Diabetic retinopathy is a complication of diabetes and a cause of blindness in Australia and worldwide. It results from damage to the fine blood vessels behind the eyes as a result of the diabetes. Bleeding or haemorrhage occurs when the new weakened blood vessels form and cannot sustain normal flow. Fluid can leak into the macular area which is responsible for clear, central sight. This in turn causes swelling or cystoid macular oedema (CMO). A healthy macula and retina are both vital for good vision.
Diabetic retinopathy often has no early warning signs, and can progress rapidly undetected. If you are a type 1 or type 2 diabetic, a yearly examination with your eye doctor is essential for diagnosis. Progressive symptoms may include blurred or distorted vision that makes it difficult to read standard print, watch television or see people’s faces.

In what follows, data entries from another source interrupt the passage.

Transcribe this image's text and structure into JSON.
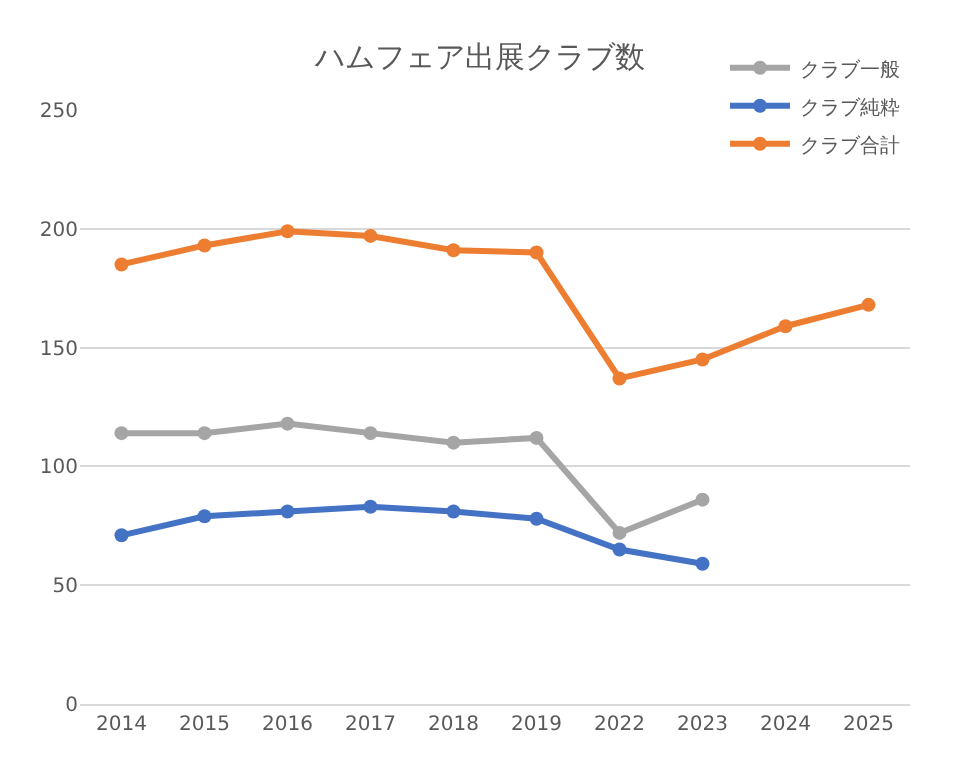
{
  "chart_data": {
    "type": "line",
    "title": "ハムフェア出展クラブ数",
    "categories": [
      "2014",
      "2015",
      "2016",
      "2017",
      "2018",
      "2019",
      "2022",
      "2023",
      "2024",
      "2025"
    ],
    "series": [
      {
        "name": "クラブ一般",
        "color": "#a5a5a5",
        "values": [
          114,
          114,
          118,
          114,
          110,
          112,
          72,
          86,
          null,
          null
        ]
      },
      {
        "name": "クラブ純粋",
        "color": "#4472c4",
        "values": [
          71,
          79,
          81,
          83,
          81,
          78,
          65,
          59,
          null,
          null
        ]
      },
      {
        "name": "クラブ合計",
        "color": "#ed7d31",
        "values": [
          185,
          193,
          199,
          197,
          191,
          190,
          137,
          145,
          159,
          168
        ]
      }
    ],
    "ylim": [
      0,
      250
    ],
    "yticks": [
      0,
      50,
      100,
      150,
      200,
      250
    ],
    "grid": "y",
    "legend": "top right",
    "marker": "circle",
    "line_style": "solid"
  }
}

Increased sensitivity to glare and difficulty seeing at night.
All people with type 1 or type 2 Diabetes are at risk. Having a yearly examination with your eye doctor is essential for diagnosis. The vision is checked and documented using an eye chart. The eye pressure is taken using numbing drops. The pupils are then dilated with a second drop. The doctor uses a microscope with a special lens to view the retina and the blood vessels out to the periphery. Any haemorrhages are noted and often retinal photography is used to monitor changes from one visit to the next.
During the early stages there is no treatment required unless you suffer from CMO. If retinal haemorrhages occur then intravitreal injections or laser treatment may be of value. Avastin or Lucentis injections help to shrink the new vessels. A Fluorescein Angiogram test helps us determine which areas to treat.

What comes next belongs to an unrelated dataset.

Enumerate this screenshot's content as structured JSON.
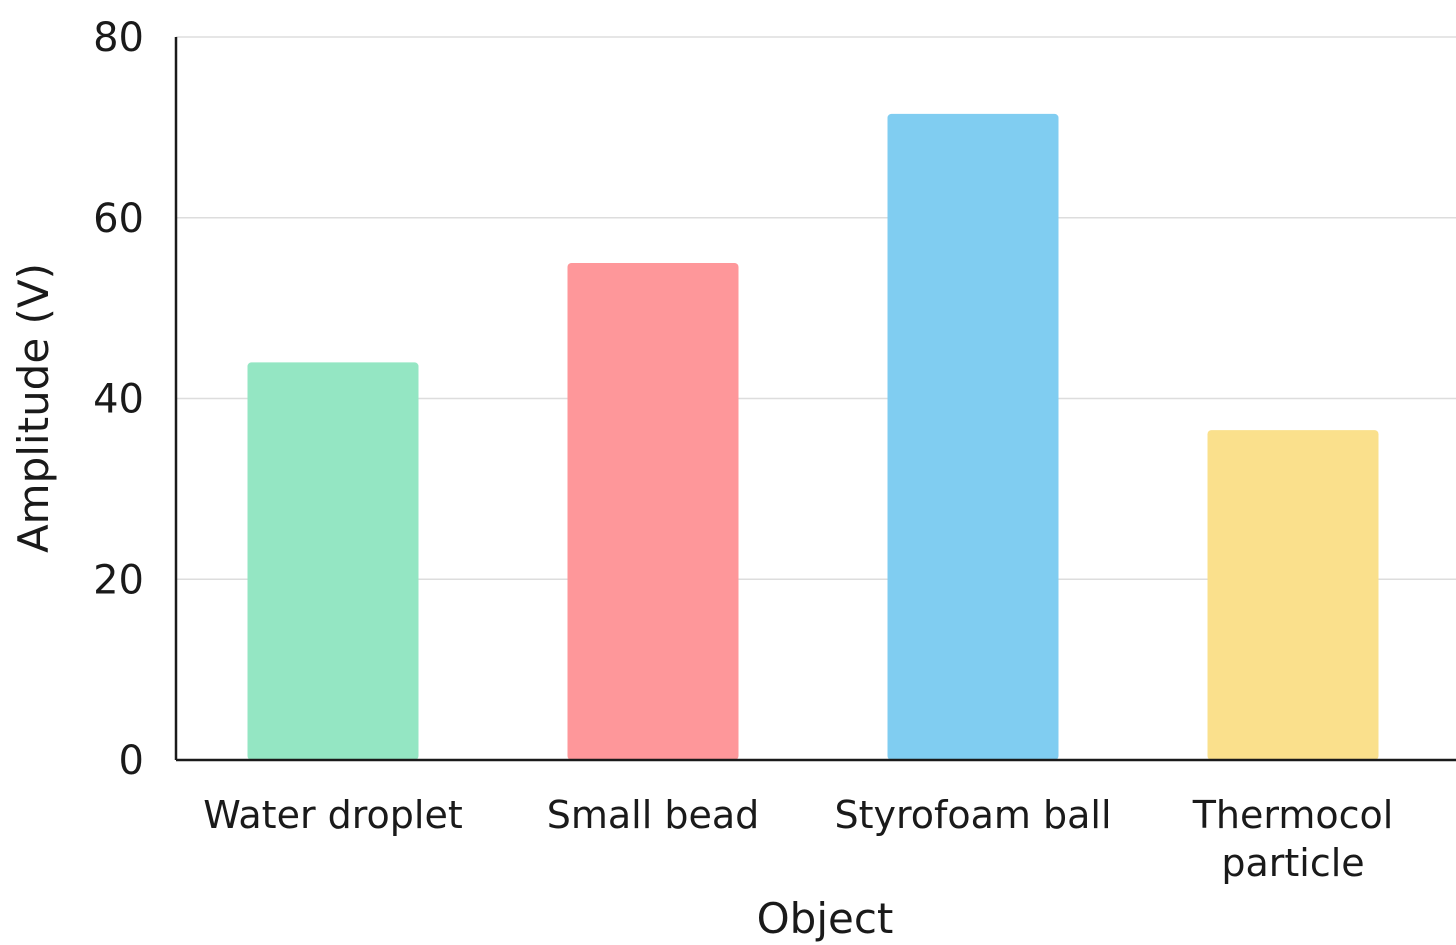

Gradual improvement in vision can be seen over weeks or months. Laser treatment can help dry up the peripheral retina and help seal fine leaks.
The ultimate outcome of treatment depends on the severity and progression of the diabetic retinopathy. Early detection and treatment are vital. The best prevention is well controlled diabetes through healthy eating and exercise. Normal range blood sugar levels, blood pressure and cholesterol all help to prevent this eye disease and control its progression.